HB 0754 would also require the state to produce a “comprehensive annual statistical report,” with all collected data shared with the heads of the legislature and the legislative librarian, and eventually published online for public access.

The bill also reframes detransitioning as a major focus of gender-affirming healthcare — despite studies showing that the number of trans people who detransition is statistically quite low, around 13 percent, and is often the result of external pressures (such as discrimination or family) rather than an issue with their gender identity.

This legislation stands in sharp contrast to federal protections restricting what healthcare information can be shared. In 1996, Congress passed the Health Insurance Portability and Accountability Act, or HIPAA, requiring protections for all “individually identifiable health information,” including medical records, conversations, billing information, and other patient data.

Margaret Riley, professor of law, public health sciences, and public policy at the University of Virginia, has written about similar efforts at the federal level, noting the Trump-Vance administration’s push to subpoena multiple hospitals’ records of gender-affirming care for trans patients despite no claims — or proof — that a crime was committed.

It has “sown fear and concern, both among people whose information is sought and among the doctors and other providers who offer such care. Some health providers have reportedly decided to no longer provide gender-affirming care to minors as a result of the inquiries, even in states where that care is legal.” She wrote in an article on the Conversation, where she goes further, pointing out that the push, mostly from conservative members of the government, are pushing extracting this private information “while giving no inkling of any alleged crimes that may have been committed.”

State Rep. Jeremy Faison (R-Cosby), the bill’s sponsor, said in a press conference two weeks ago that he has met dozens of individuals who sought to transition genders and ultimately detransitioned. In committee, an individual testified in support of the bill, claiming that while insurance paid for gender-affirming care, detransition care was not covered.

“I believe that we as a society are going to look back on this time that really burst out in 2014 and think, ‘Dear God, What were we thinking? This was as dumb as frontal lobotomies,’” Faison said of gender-affirming care. “I think we’re going to look back on society one day and think that.”

Jennifer Levi, GLAD Law’s senior director of Transgender and Queer Rights, shared with PBS last year that legislation like this changes the entire concept of HIPAA rights for trans Americans in ways that are invasive and unnecessary.

“It turns doctor-patient confidentiality into government surveillance,” Levi said, later emphasizing this will cause fewer people to seek out the care that they need. “It’s chilling.”
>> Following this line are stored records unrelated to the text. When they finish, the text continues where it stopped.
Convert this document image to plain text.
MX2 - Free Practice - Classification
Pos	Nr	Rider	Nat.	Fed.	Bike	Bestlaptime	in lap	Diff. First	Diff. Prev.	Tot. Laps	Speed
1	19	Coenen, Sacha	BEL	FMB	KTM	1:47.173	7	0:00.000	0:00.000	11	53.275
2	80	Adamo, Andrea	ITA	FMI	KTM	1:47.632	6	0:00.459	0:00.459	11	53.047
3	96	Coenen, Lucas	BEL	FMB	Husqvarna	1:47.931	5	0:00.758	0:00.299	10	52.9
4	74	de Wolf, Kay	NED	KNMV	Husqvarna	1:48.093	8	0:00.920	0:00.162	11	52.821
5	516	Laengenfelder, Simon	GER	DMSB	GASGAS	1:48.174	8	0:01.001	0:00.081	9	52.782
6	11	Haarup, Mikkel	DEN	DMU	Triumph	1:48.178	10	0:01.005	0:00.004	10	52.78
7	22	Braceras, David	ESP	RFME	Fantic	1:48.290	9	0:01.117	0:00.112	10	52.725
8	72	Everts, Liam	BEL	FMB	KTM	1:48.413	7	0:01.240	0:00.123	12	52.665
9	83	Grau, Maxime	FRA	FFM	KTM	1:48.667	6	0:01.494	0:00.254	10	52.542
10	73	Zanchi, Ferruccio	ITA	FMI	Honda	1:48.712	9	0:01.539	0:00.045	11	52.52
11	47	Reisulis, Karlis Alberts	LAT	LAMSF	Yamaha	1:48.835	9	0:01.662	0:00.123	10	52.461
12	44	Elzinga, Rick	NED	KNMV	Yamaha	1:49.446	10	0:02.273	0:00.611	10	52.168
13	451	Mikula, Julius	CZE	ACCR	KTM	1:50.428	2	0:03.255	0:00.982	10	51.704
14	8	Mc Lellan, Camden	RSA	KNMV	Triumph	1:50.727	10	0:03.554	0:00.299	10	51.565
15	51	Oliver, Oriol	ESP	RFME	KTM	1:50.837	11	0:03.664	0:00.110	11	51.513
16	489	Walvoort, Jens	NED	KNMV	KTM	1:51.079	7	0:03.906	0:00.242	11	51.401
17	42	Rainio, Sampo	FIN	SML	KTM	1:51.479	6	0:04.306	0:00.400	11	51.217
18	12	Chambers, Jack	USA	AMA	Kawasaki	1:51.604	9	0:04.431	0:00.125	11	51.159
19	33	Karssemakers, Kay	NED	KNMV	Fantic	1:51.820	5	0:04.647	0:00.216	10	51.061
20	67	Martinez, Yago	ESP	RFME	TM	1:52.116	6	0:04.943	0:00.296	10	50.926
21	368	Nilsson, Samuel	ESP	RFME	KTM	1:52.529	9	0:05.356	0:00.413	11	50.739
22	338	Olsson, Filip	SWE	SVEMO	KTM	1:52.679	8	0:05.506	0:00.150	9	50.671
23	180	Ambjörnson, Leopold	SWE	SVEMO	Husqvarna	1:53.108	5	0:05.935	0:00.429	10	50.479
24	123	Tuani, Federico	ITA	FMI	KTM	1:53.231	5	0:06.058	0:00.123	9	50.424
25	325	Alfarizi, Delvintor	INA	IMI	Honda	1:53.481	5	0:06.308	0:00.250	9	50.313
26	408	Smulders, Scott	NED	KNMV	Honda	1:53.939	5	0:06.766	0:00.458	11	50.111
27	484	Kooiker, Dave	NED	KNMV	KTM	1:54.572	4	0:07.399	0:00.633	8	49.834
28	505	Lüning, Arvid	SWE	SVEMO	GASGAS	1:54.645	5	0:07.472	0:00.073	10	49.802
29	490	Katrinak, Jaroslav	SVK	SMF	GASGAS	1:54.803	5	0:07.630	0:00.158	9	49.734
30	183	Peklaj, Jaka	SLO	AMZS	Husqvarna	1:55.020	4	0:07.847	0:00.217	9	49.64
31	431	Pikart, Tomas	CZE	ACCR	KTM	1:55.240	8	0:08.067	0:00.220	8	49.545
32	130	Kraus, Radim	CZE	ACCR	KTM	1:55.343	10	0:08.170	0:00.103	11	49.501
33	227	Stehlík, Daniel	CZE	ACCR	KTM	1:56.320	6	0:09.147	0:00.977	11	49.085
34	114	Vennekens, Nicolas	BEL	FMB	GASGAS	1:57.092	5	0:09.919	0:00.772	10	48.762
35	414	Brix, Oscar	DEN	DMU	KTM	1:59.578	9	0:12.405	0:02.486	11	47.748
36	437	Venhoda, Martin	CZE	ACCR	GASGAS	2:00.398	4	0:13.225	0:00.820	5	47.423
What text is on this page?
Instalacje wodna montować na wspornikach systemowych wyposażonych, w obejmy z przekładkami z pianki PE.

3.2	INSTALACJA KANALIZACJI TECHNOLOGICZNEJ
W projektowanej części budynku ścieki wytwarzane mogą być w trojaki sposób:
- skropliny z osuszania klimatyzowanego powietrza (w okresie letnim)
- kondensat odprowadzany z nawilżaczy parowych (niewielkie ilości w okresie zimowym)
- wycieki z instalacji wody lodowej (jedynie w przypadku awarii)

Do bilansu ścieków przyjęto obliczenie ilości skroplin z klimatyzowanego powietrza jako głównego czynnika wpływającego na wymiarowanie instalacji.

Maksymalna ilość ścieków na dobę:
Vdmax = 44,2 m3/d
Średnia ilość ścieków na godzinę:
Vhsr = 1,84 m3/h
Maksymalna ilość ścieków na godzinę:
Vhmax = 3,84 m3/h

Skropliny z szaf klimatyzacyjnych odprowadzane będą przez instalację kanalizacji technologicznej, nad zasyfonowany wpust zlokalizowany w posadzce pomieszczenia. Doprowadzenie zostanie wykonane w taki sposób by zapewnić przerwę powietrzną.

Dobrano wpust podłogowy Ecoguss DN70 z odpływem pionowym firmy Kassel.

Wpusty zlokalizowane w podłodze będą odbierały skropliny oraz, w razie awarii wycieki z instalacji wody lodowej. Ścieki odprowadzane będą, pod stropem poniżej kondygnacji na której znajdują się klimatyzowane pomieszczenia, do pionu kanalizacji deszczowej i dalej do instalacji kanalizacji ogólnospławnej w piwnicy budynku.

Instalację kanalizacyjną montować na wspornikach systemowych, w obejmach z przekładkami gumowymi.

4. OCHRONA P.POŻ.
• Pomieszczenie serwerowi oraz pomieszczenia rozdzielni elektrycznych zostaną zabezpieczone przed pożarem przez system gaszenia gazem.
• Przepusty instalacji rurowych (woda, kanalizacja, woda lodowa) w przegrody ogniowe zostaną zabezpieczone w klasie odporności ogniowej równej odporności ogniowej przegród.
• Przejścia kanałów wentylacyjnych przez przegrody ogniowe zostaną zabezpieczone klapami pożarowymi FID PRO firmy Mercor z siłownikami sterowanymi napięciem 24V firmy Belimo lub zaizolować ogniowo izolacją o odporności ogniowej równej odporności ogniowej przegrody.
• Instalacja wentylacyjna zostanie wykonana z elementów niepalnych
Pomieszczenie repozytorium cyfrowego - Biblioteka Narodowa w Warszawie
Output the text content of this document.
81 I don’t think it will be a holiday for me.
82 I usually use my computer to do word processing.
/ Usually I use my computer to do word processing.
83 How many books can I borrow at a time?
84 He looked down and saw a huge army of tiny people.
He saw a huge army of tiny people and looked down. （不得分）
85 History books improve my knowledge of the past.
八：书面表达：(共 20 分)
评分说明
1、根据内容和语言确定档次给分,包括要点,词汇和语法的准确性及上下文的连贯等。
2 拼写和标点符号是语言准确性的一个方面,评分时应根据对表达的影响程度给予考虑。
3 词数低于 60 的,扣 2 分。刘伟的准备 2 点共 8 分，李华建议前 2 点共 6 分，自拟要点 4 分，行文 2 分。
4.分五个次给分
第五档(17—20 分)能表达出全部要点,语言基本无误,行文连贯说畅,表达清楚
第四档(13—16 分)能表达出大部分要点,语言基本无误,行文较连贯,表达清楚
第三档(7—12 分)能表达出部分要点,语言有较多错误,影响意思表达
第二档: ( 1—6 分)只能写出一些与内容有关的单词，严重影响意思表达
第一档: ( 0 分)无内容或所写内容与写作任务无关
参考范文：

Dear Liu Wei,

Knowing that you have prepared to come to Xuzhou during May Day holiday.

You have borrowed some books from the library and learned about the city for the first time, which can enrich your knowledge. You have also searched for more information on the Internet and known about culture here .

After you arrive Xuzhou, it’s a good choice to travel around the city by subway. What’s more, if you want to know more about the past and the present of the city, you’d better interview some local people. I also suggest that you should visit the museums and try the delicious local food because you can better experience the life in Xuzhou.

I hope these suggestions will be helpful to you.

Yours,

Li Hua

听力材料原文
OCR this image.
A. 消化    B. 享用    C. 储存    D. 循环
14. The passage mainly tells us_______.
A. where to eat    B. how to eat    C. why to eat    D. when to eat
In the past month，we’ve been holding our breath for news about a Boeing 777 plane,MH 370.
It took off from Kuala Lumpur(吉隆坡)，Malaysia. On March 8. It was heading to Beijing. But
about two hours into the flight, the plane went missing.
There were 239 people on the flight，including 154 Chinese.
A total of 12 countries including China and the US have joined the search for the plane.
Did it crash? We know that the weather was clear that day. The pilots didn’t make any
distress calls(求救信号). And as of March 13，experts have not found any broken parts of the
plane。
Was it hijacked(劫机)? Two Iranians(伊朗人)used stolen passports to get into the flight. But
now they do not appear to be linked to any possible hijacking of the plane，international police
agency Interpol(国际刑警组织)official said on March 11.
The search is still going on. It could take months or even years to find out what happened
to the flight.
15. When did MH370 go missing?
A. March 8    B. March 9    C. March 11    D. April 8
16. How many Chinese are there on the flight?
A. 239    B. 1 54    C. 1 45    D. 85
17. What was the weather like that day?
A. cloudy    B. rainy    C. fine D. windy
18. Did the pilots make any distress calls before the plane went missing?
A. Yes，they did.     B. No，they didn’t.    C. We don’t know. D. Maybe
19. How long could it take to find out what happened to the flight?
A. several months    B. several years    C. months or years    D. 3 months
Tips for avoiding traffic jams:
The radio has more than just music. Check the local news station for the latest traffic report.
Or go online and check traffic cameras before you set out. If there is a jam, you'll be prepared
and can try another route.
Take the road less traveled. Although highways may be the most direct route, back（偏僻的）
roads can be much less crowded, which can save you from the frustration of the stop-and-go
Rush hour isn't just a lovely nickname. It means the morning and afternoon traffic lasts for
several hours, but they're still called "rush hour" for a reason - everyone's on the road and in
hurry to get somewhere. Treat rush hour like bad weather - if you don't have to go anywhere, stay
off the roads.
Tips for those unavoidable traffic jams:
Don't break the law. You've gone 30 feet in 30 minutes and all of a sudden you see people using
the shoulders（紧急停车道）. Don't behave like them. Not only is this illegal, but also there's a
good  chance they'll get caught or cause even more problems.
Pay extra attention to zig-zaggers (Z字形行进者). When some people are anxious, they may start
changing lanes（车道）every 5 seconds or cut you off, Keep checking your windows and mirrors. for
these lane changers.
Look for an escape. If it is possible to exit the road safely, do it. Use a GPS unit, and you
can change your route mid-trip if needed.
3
The Washington Blade reached out to the American Civil Liberties Union of Tennessee, which shared this statement from Executive Director Miriam Nemeth:

“HB 754/SB 676 continues the ugly legacy of Tennessee legislators’ attacks on the lives of transgender Tennesseans. Most Tennesseans, regardless of political views, oppose government databases tracking medical decisions made between patients and their doctors. The same should be true here. The state does not threaten to end the livelihood of doctors and fine them $150,000 for safeguarding the sensitive information of people with diabetes, depression, cancer, or other conditions. Trans people and intersex people deserve the same safety, privacy, and equal treatment under the law as everyone else.”